Released only a few days ago, Cage The Elephant’s “House Of Glass” has us hungrily craving more content from the band as the release of the new album, “Social Cues” draws nearer. It is their second single of 2019, following the previously released “Ready To Let Go,” unveiled in January. It has been five bleak and gloomy years for loving fans, filled with the unfaltering hope that the band would yet again fill the empty void in the world, desperately in need of their beautiful music.“Tell Me I’m Pretty” is the band’s fifth and most recent album, winning Best Rock Album at the Grammy’s in 2015. The members of the group have fortunately returned after a well-deserved hiatus and are only just beginning to reveal their newly discovered sound now apart of their continuing musical experimentation.

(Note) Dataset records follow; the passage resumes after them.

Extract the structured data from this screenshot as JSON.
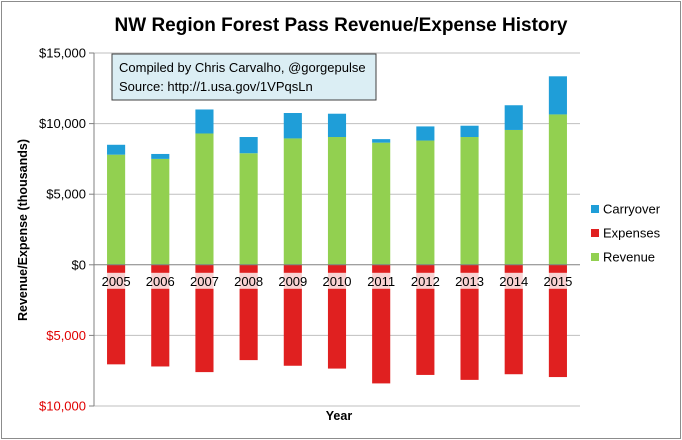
{
  "chart_data": {
    "type": "bar",
    "stacked": true,
    "title": "NW Region Forest Pass Revenue/Expense History",
    "xlabel": "Year",
    "ylabel": "Revenue/Expense (thousands)",
    "ylim": [
      -10000,
      15000
    ],
    "yticks": [
      {
        "value": 15000,
        "label": "$15,000"
      },
      {
        "value": 10000,
        "label": "$10,000"
      },
      {
        "value": 5000,
        "label": "$5,000"
      },
      {
        "value": 0,
        "label": "$0"
      },
      {
        "value": -5000,
        "label": "$5,000"
      },
      {
        "value": -10000,
        "label": "$10,000"
      }
    ],
    "grid": true,
    "legend_position": "right",
    "categories": [
      "2005",
      "2006",
      "2007",
      "2008",
      "2009",
      "2010",
      "2011",
      "2012",
      "2013",
      "2014",
      "2015"
    ],
    "series": [
      {
        "name": "Revenue",
        "color": "#92d050",
        "values": [
          7800,
          7500,
          9300,
          7900,
          8950,
          9050,
          8650,
          8800,
          9050,
          9550,
          10650
        ]
      },
      {
        "name": "Carryover",
        "color": "#1f9ed8",
        "values": [
          700,
          350,
          1700,
          1150,
          1800,
          1650,
          250,
          1000,
          800,
          1750,
          2700
        ]
      },
      {
        "name": "Expenses",
        "color": "#e02020",
        "values": [
          -7050,
          -7200,
          -7600,
          -6750,
          -7150,
          -7350,
          -8400,
          -7800,
          -8150,
          -7750,
          -7950
        ]
      }
    ],
    "legend": [
      {
        "name": "Carryover",
        "color": "#1f9ed8"
      },
      {
        "name": "Expenses",
        "color": "#e02020"
      },
      {
        "name": "Revenue",
        "color": "#92d050"
      }
    ],
    "annotation": {
      "line1": "Compiled by Chris Carvalho, @gorgepulse",
      "line2": "Source: http://1.usa.gov/1VPqsLn"
    }
  }
}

With Bowling Green, Kentucky being the birthplace of the band, their sound has primarily stemmed from alternative rock. The rudimentary albums are fast-paced with mixed elements of post-punk, and the ever so sweet yet gritty and jittery voice of the lead singer, Matt Shultz. Varying from garage rock to psychedelic, even extending to nostalgic sounds of the ‘60s, the band has never failed to produce an album that does not embody their talent.
“House of Glass” is dark, darker than some of their previous work, but nothing shocking or unexpected. The song opens with a deep bass and a high-speed beat, radiating a vibe of wickedness and danger. Shultz then enters with the lyrics, “climb into my corner of my self inflicted coma,” allowing the listeners to take a peek into the turmoil and chaos that has completely engulfed his life in the past year. This song is not about fresh starts or happy endings. It is sorrowful, almost tragic. It is Matt Shultz’s life falling apart before his eyes. When travelling to Italy with his wife of seven years the summer before, the two came to the realization that being together would just not work anymore, and advanced towards a divorce.
You can clearly hear the change in tone in “House of Glass” when compared to the previously released songs. However, lying beneath the surface is the reinvention of the instruments played as well as the help of artist Beck, ultimately becoming the most ambitious and pioneering album the band will ever release. As the song progresses, Shultz repeatedly howls the words “The house is glass,” with the guitar increasing in fervor and volume, electrically accelerating towards an unknown darkness, representing the shattering of a house which was once home to a relationship. The chorus delves further into doom, with the words “it’s an illusion, this admiration, a mutilation, my isolation.” Shultz is in agony. The entire song is dedicated to the telling of a heart-wrenching ending, with every lyric and instrument being perfectly positioned to craft the story founded on real pain.
“House of Glass” may appear as an unsettling song to those who do not truly listen and admire it for what it is — a personal account of an individual who channels his suffering and affliction through songwriting. This piece strays from convention, taking inspiration from a darker, more unexplored side of Shultz’s emotions, creating an intense and haunting rocker, rooting from isolation and the crumbling of the human heart.